Significant differences were found between Tp and T1 in Nasolabial angle, Soft tissue A point, and Subalar area.
The soft tissue prediction accuracy after double jaw surgery using Dolphin 3D is limited in some areas, especially upper lip and base of the nose.
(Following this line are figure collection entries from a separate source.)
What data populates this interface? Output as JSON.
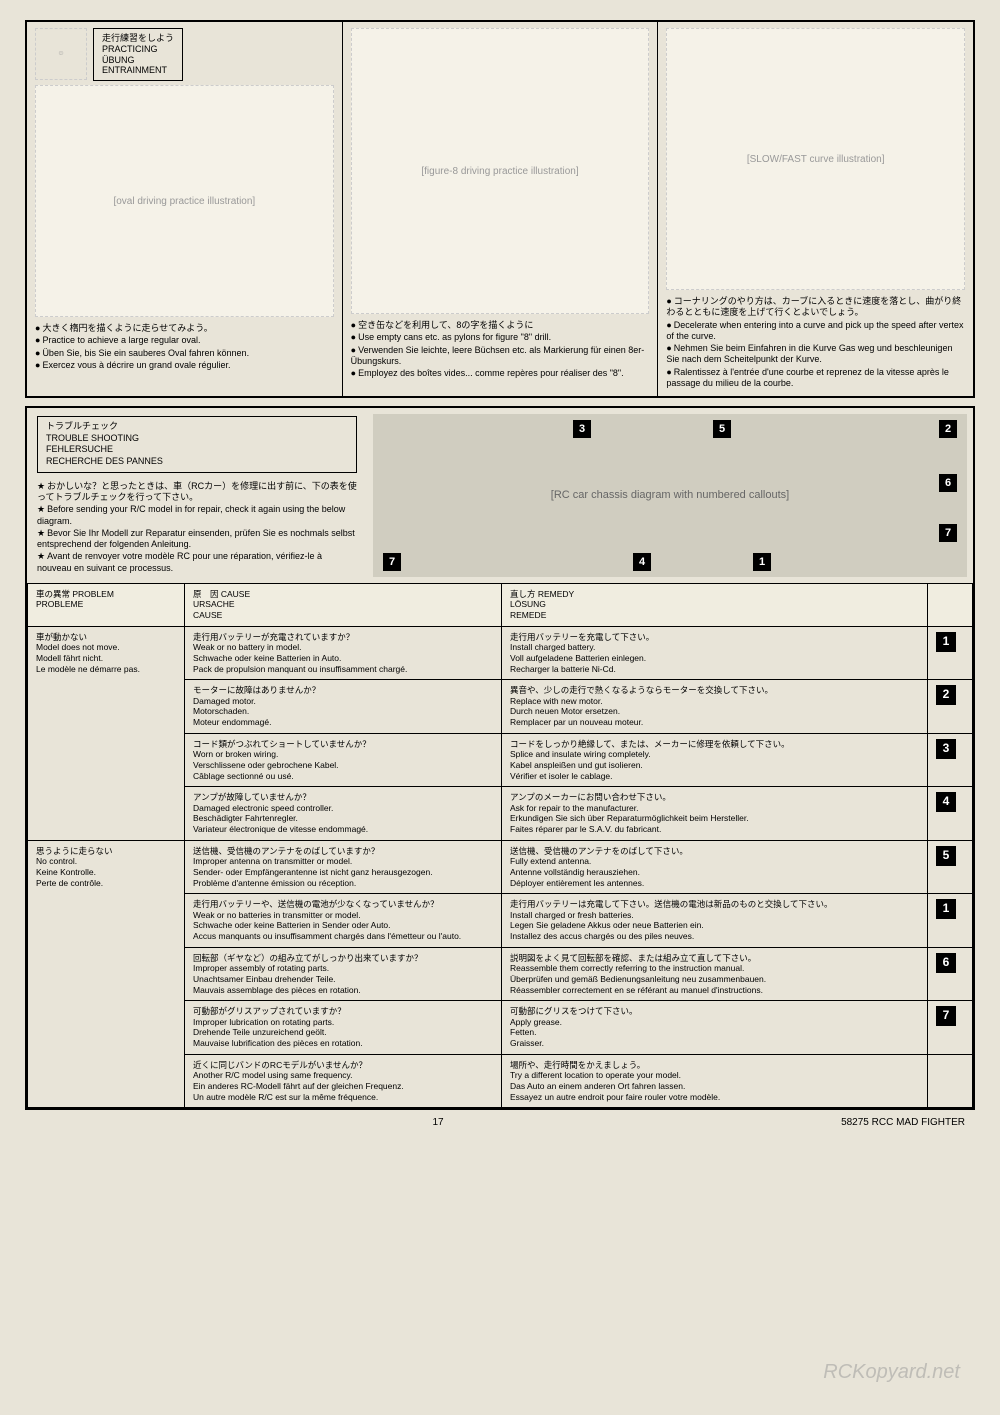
{
  "practice": {
    "titles": [
      "走行練習をしよう",
      "PRACTICING",
      "ÜBUNG",
      "ENTRAINMENT"
    ],
    "col1": {
      "img": "[oval driving practice illustration]",
      "lines": [
        "大きく楕円を描くように走らせてみよう。",
        "Practice to achieve a large regular oval.",
        "Üben Sie, bis Sie ein sauberes Oval fahren können.",
        "Exercez vous à décrire un grand ovale régulier."
      ]
    },
    "col2": {
      "img": "[figure-8 driving practice illustration]",
      "lines": [
        "空き缶などを利用して、8の字を描くように",
        "Use empty cans etc. as pylons for figure \"8\" drill.",
        "Verwenden Sie leichte, leere Büchsen etc. als Markierung für einen 8er-Übungskurs.",
        "Employez des boîtes vides... comme repères pour réaliser des \"8\"."
      ]
    },
    "col3": {
      "img": "[SLOW/FAST curve illustration]",
      "lines": [
        "コーナリングのやり方は、カーブに入るときに速度を落とし、曲がり終わるとともに速度を上げて行くとよいでしょう。",
        "Decelerate when entering into a curve and pick up the speed after vertex of the curve.",
        "Nehmen Sie beim Einfahren in die Kurve Gas weg und beschleunigen Sie nach dem Scheitelpunkt der Kurve.",
        "Ralentissez à l'entrée d'une courbe et reprenez de la vitesse après le passage du milieu de la courbe."
      ]
    }
  },
  "trouble": {
    "titles": [
      "トラブルチェック",
      "TROUBLE SHOOTING",
      "FEHLERSUCHE",
      "RECHERCHE DES PANNES"
    ],
    "intro": [
      "おかしいな？と思ったときは、車（RCカー）を修理に出す前に、下の表を使ってトラブルチェックを行って下さい。",
      "Before sending your R/C model in for repair, check it again using the below diagram.",
      "Bevor Sie Ihr Modell zur Reparatur einsenden, prüfen Sie es nochmals selbst entsprechend der folgenden Anleitung.",
      "Avant de renvoyer votre modèle RC pour une réparation, vérifiez-le à nouveau en suivant ce processus."
    ],
    "chassisLabel": "[RC car chassis diagram with numbered callouts]",
    "headers": {
      "problem": [
        "車の異常 PROBLEM",
        "PROBLEME"
      ],
      "cause": [
        "原　因  CAUSE",
        "URSACHE",
        "CAUSE"
      ],
      "remedy": [
        "直し方  REMEDY",
        "LÖSUNG",
        "REMEDE"
      ]
    },
    "rows": [
      {
        "problem": [
          "車が動かない",
          "Model does not move.",
          "Modell fährt nicht.",
          "Le modèle ne démarre pas."
        ],
        "items": [
          {
            "cause": [
              "走行用バッテリーが充電されていますか？",
              "Weak or no battery in model.",
              "Schwache oder keine Batterien in Auto.",
              "Pack de propulsion manquant ou insuffisamment chargé."
            ],
            "remedy": [
              "走行用バッテリーを充電して下さい。",
              "Install charged battery.",
              "Voll aufgeladene Batterien einlegen.",
              "Recharger la batterie Ni-Cd."
            ],
            "num": "1"
          },
          {
            "cause": [
              "モーターに故障はありませんか？",
              "Damaged motor.",
              "Motorschaden.",
              "Moteur endommagé."
            ],
            "remedy": [
              "異音や、少しの走行で熱くなるようならモーターを交換して下さい。",
              "Replace with new motor.",
              "Durch neuen Motor ersetzen.",
              "Remplacer par un nouveau moteur."
            ],
            "num": "2"
          },
          {
            "cause": [
              "コード類がつぶれてショートしていませんか？",
              "Worn or broken wiring.",
              "Verschlissene oder gebrochene Kabel.",
              "Câblage sectionné ou usé."
            ],
            "remedy": [
              "コードをしっかり絶縁して、または、メーカーに修理を依頼して下さい。",
              "Splice and insulate wiring completely.",
              "Kabel anspleißen und gut isolieren.",
              "Vérifier et isoler le cablage."
            ],
            "num": "3"
          },
          {
            "cause": [
              "アンプが故障していませんか？",
              "Damaged electronic speed controller.",
              "Beschädigter Fahrtenregler.",
              "Variateur électronique de vitesse endommagé."
            ],
            "remedy": [
              "アンプのメーカーにお問い合わせ下さい。",
              "Ask for repair to the manufacturer.",
              "Erkundigen Sie sich über Reparaturmöglichkeit beim Hersteller.",
              "Faites réparer par le S.A.V. du fabricant."
            ],
            "num": "4"
          }
        ]
      },
      {
        "problem": [
          "思うように走らない",
          "No control.",
          "Keine Kontrolle.",
          "Perte de contrôle."
        ],
        "items": [
          {
            "cause": [
              "送信機、受信機のアンテナをのばしていますか？",
              "Improper antenna on transmitter or model.",
              "Sender- oder Empfängerantenne ist nicht ganz herausgezogen.",
              "Problème d'antenne émission ou réception."
            ],
            "remedy": [
              "送信機、受信機のアンテナをのばして下さい。",
              "Fully extend antenna.",
              "Antenne vollständig herausziehen.",
              "Déployer entièrement les antennes."
            ],
            "num": "5"
          },
          {
            "cause": [
              "走行用バッテリーや、送信機の電池が少なくなっていませんか？",
              "Weak or no batteries in transmitter or model.",
              "Schwache oder keine Batterien in Sender oder Auto.",
              "Accus manquants ou insuffisamment chargés dans l'émetteur ou l'auto."
            ],
            "remedy": [
              "走行用バッテリーは充電して下さい。送信機の電池は新品のものと交換して下さい。",
              "Install charged or fresh batteries.",
              "Legen Sie geladene Akkus oder neue Batterien ein.",
              "Installez des accus chargés ou des piles neuves."
            ],
            "num": "1"
          },
          {
            "cause": [
              "回転部（ギヤなど）の組み立てがしっかり出来ていますか？",
              "Improper assembly of rotating parts.",
              "Unachtsamer Einbau drehender Teile.",
              "Mauvais assemblage des pièces en rotation."
            ],
            "remedy": [
              "説明図をよく見て回転部を確認、または組み立て直して下さい。",
              "Reassemble them correctly referring to the instruction manual.",
              "Überprüfen und gemäß Bedienungsanleitung neu zusammenbauen.",
              "Réassembler correctement en se référant au manuel d'instructions."
            ],
            "num": "6"
          },
          {
            "cause": [
              "可動部がグリスアップされていますか？",
              "Improper lubrication on rotating parts.",
              "Drehende Teile unzureichend geölt.",
              "Mauvaise lubrification des pièces en rotation."
            ],
            "remedy": [
              "可動部にグリスをつけて下さい。",
              "Apply grease.",
              "Fetten.",
              "Graisser."
            ],
            "num": "7"
          },
          {
            "cause": [
              "近くに同じバンドのRCモデルがいませんか？",
              "Another R/C model using same frequency.",
              "Ein anderes RC-Modell fährt auf der gleichen Frequenz.",
              "Un autre modèle R/C est sur la même fréquence."
            ],
            "remedy": [
              "場所や、走行時間をかえましょう。",
              "Try a different location to operate your model.",
              "Das Auto an einem anderen Ort fahren lassen.",
              "Essayez un autre endroit pour faire rouler votre modèle."
            ],
            "num": ""
          }
        ]
      }
    ]
  },
  "footer": {
    "page": "17",
    "code": "58275 RCC MAD FIGHTER"
  },
  "watermark": "RCKopyard.net"
}
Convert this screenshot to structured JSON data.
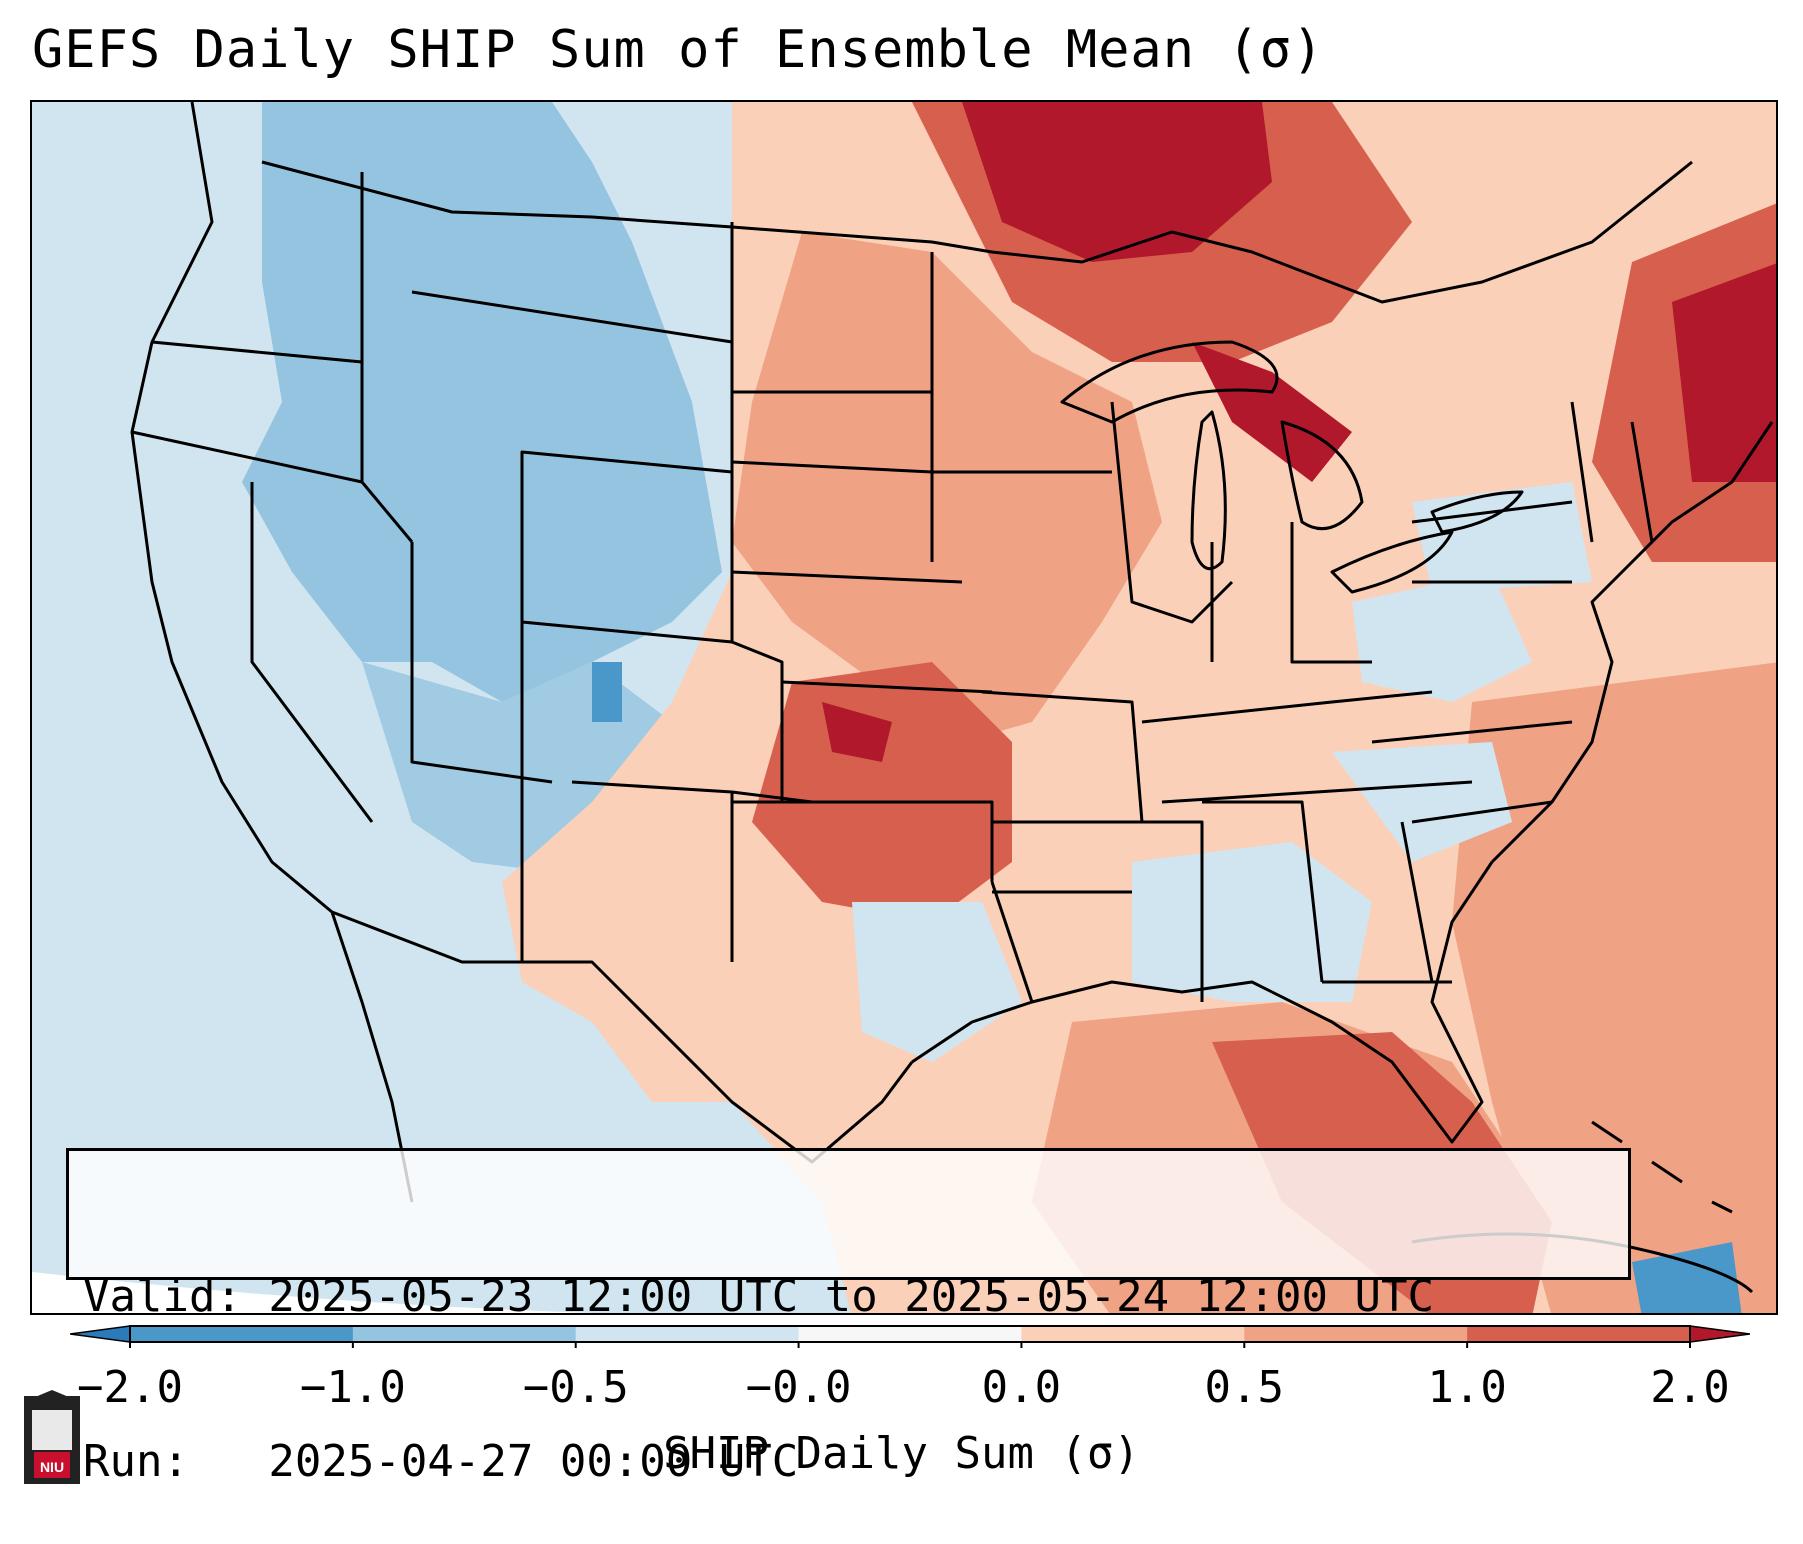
{
  "title": "GEFS Daily SHIP Sum of Ensemble Mean (σ)",
  "info": {
    "valid_line": "Valid: 2025-05-23 12:00 UTC to 2025-05-24 12:00 UTC",
    "run_line": "Run:   2025-04-27 00:00 UTC"
  },
  "colorbar": {
    "label": "SHIP Daily Sum (σ)",
    "ticks": [
      "−2.0",
      "−1.0",
      "−0.5",
      "−0.0",
      "0.0",
      "0.5",
      "1.0",
      "2.0"
    ],
    "extend": "both",
    "colors": [
      "#2b7bba",
      "#4a98c9",
      "#94c4df",
      "#d1e5f0",
      "#f7f7f7",
      "#fbd0b9",
      "#f0a285",
      "#d6604d",
      "#b2182b"
    ]
  },
  "logo": {
    "text": "NIU",
    "color": "#c8102e"
  },
  "map": {
    "region": "Contiguous United States",
    "ocean_color": "#d1e5f0",
    "land_blue_light": "#d1e5f0",
    "land_blue_mid": "#94c4df",
    "land_red_light": "#fbd0b9",
    "land_red_mid": "#f0a285",
    "land_red_strong": "#d6604d",
    "land_red_dark": "#b2182b"
  }
}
正畸医生和外科医生一直在寻找更精确的方法来规划和预测骨骼差异患者的手术结果。
样本包括来自一个正畸研究生项目外科诊所的20名受试者,他们接受了Le Fort I型上颌骨移动、双侧矢状劈开截骨术,有或没有颏成形术。所有受试者都必须有术前(T0)和术后至少6个月(T1)的锥形束计算机断层扫描,这些扫描以医学数字成像和通信格式导入到Dolphin三维(3D)软件版本11.9中。对T0和T1进行基于颅底的三维体素叠加,以准确测量骨骼手术移动。在T0上进行虚拟正颌手术,使用Dolphin 3D中的治疗模拟工具模拟实际的骨骼截骨术。基于Dolphin虚拟骨骼规划生成预测性三维软组织图像(Tp)。使用通过表面映射可视化的线性和角度测量来测量所有患者Tp和T1之间的差异。
在鼻唇角、软组织A点和鼻翼下区域,Tp和T1之间存在显著差异。
使用Dolphin 3D进行双颌手术后的软组织预测准确性在某些区域是有限的,尤其是上唇和鼻基底。